Müdür yardımcısına hizmetliye söylediklerimin aynısını söyledim.

-         Hanımefendi siz öğleden sonra gelin bakın dedi.
-         Öğleden sonra çalışıyorum gelemem, hem dersini yapamayacak dedim.
-         Çocuğun sorumluluğu, kaybetmeseydi, bir günde yapmayıversin dedi.

Müdür yardımcısı son cümlesini söyledikten sonra; beynimde kelimeler döndü durdu ve ben arkama bakmadan okuldan çıkıp ağlayarak eve gittim.

Şimdiye kadar eğitimcilerin ağzından en sık duyduğumuz söz şudur ;  ‟aileler çocukları ile ilgilenmiyor”

Ben dersinden kalmasın, sorumluluğunu yerine getirmiş olsun diye uğraşırken bir eğitimci, yöneticinin söylediği bu söz doğrumudur?

Kafam allak bullak oldu. Rehberlik öğretmenini arayıp; yanlış anlama olup olmadığını ve bu durumun nasıl düzeltilebileceğini sordum.

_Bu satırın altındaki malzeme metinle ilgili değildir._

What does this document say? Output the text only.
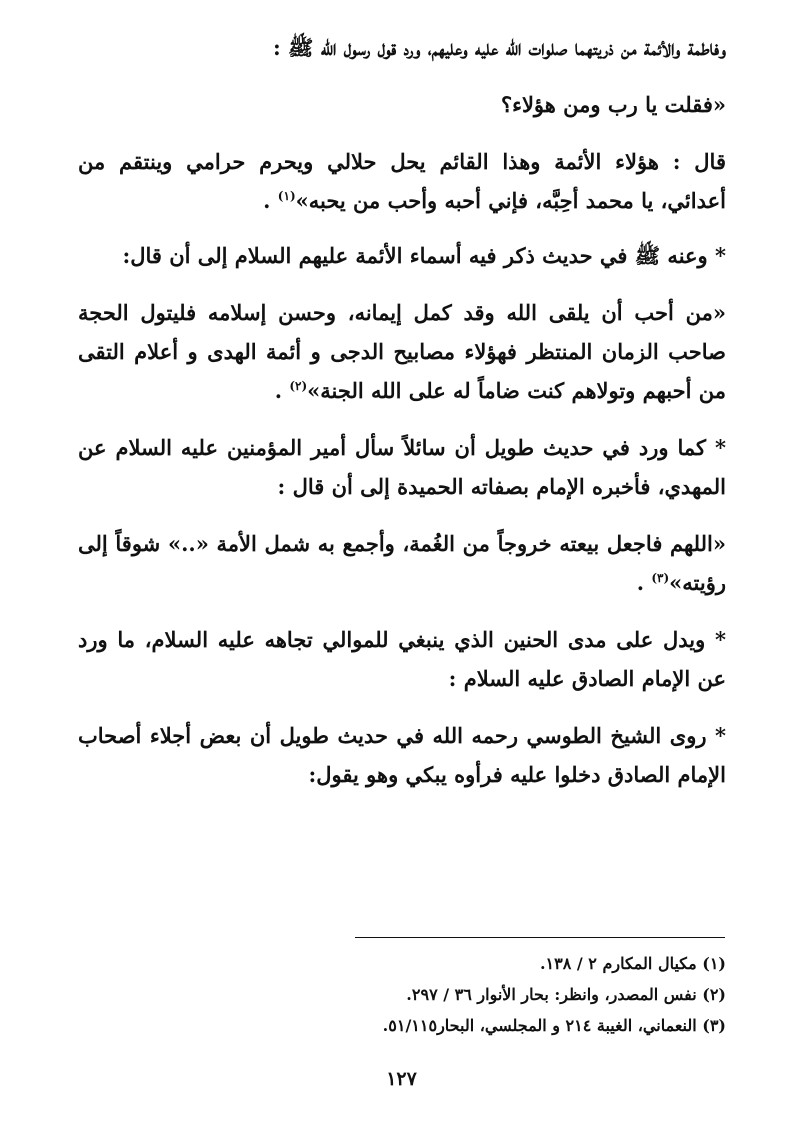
وفاطمة والأئمة من ذريتهما صلوات الله عليه وعليهم، ورد قول رسول الله ﷺ :

«فقلت يا رب ومن هؤلاء؟

قال : هؤلاء الأئمة وهذا القائم يحل حلالي ويحرم حرامي وينتقم من أعدائي، يا محمد أحِبَّه، فإني أحبه وأحب من يحبه»$^{(١)}$ .

* وعنه ﷺ في حديث ذكر فيه أسماء الأئمة عليهم السلام إلى أن قال:

«من أحب أن يلقى الله وقد كمل إيمانه، وحسن إسلامه فليتول الحجة صاحب الزمان المنتظر فهؤلاء مصابيح الدجى و أئمة الهدى و أعلام التقى من أحبهم وتولاهم كنت ضاماً له على الله الجنة»$^{(٢)}$ .

* كما ورد في حديث طويل أن سائلاً سأل أمير المؤمنين عليه السلام عن المهدي، فأخبره الإمام بصفاته الحميدة إلى أن قال :

«اللهم فاجعل بيعته خروجاً من الغُمة، وأجمع به شمل الأمة «..» شوقاً إلى رؤيته»$^{(٣)}$ .

* ويدل على مدى الحنين الذي ينبغي للموالي تجاهه عليه السلام، ما ورد عن الإمام الصادق عليه السلام :

* روى الشيخ الطوسي رحمه الله في حديث طويل أن بعض أجلاء أصحاب الإمام الصادق دخلوا عليه فرأوه يبكي وهو يقول:

(١) مكيال المكارم ٢ / ١٣٨.

(٢) نفس المصدر، وانظر: بحار الأنوار ٣٦ / ٢٩٧.

(٣) النعماني، الغيبة ٢١٤ و المجلسي، البحار٥١/١١٥.

١٢٧
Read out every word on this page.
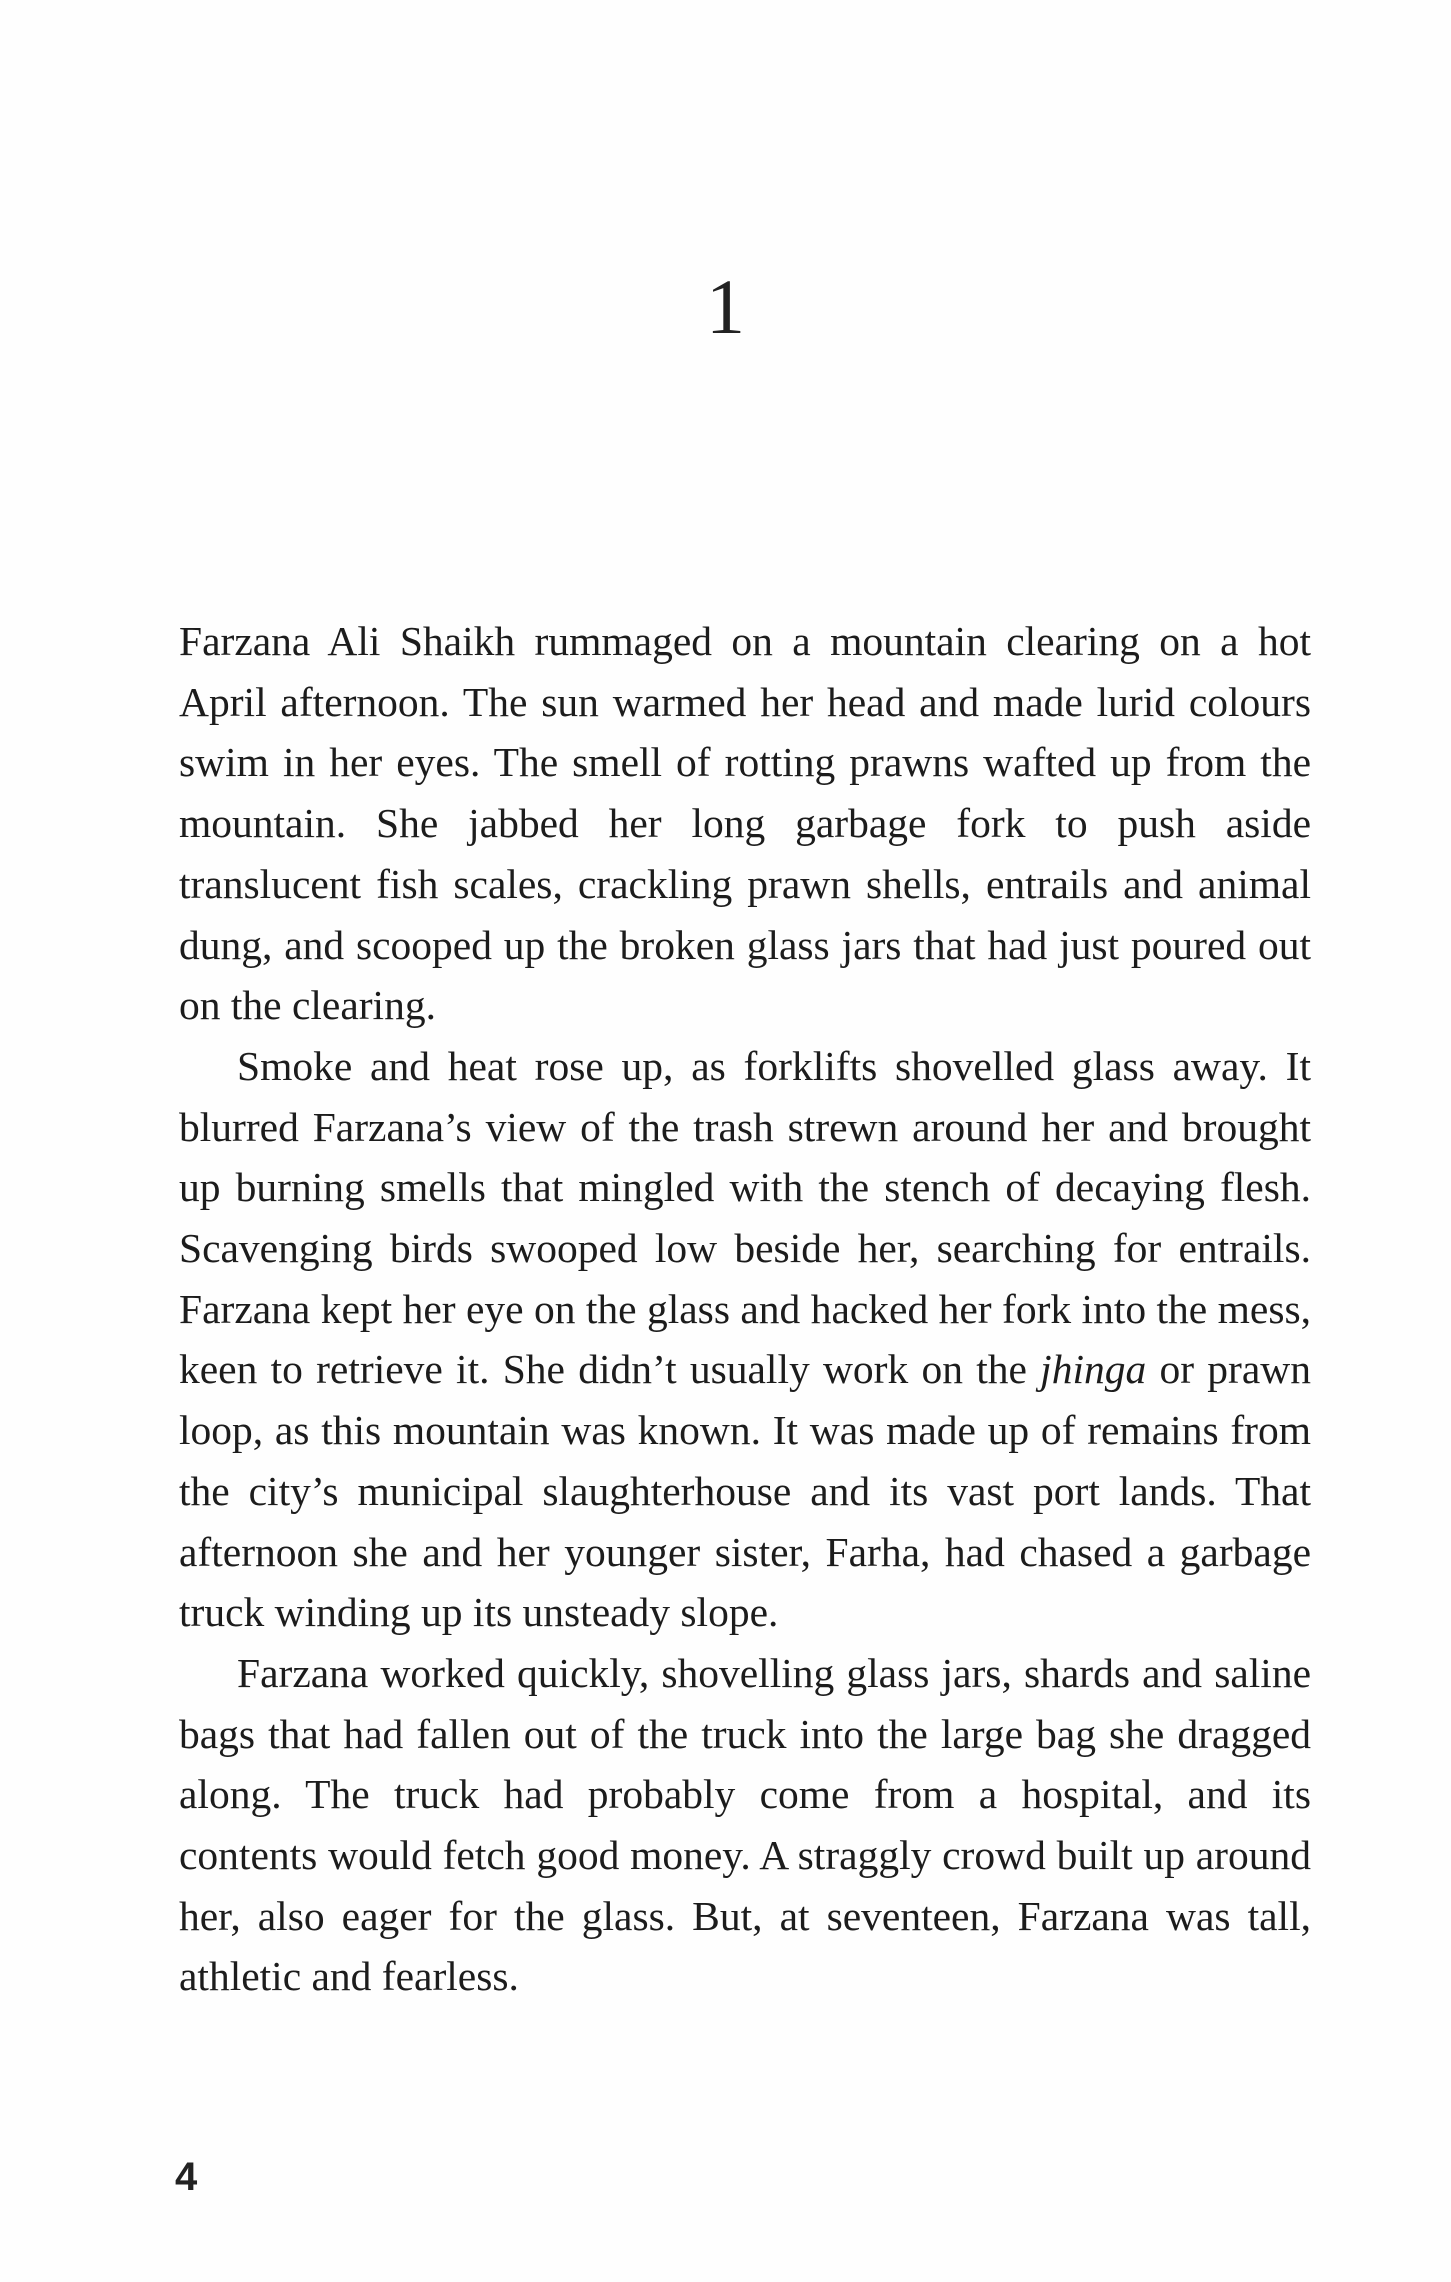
1

Farzana Ali Shaikh rummaged on a mountain clearing on a hot April afternoon. The sun warmed her head and made lurid colours swim in her eyes. The smell of rotting prawns wafted up from the mountain. She jabbed her long garbage fork to push aside translucent fish scales, crackling prawn shells, entrails and animal dung, and scooped up the broken glass jars that had just poured out on the clearing.

Smoke and heat rose up, as forklifts shovelled glass away. It blurred Farzana’s view of the trash strewn around her and brought up burning smells that mingled with the stench of decaying flesh. Scavenging birds swooped low beside her, searching for entrails. Farzana kept her eye on the glass and hacked her fork into the mess, keen to retrieve it. She didn’t usually work on the jhinga or prawn loop, as this mountain was known. It was made up of remains from the city’s municipal slaughterhouse and its vast port lands. That afternoon she and her younger sister, Farha, had chased a garbage truck winding up its unsteady slope.

Farzana worked quickly, shovelling glass jars, shards and saline bags that had fallen out of the truck into the large bag she dragged along. The truck had probably come from a hospital, and its contents would fetch good money. A straggly crowd built up around her, also eager for the glass. But, at seventeen, Farzana was tall, athletic and fearless.

4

Müdür yardımcısının çocuk sorumluluklarını bilsin diye böyle bir şey söylediğini ( benim kızım 1. Sınıfta okuyor ), çocuklara bunun bir şekilde öğretilmesi gerektiğini, kitap, sahibinin sorumluluğunda olması gerektiğini söyleyip, yapabileceği bir şeyin olup olmadığını sordu.

Kitap eğer arkadaşlarından birinde çıkmaz, bulunmaz ise; yeni bir kitap temin etmek için yardımcı olması konusunda anlaştık.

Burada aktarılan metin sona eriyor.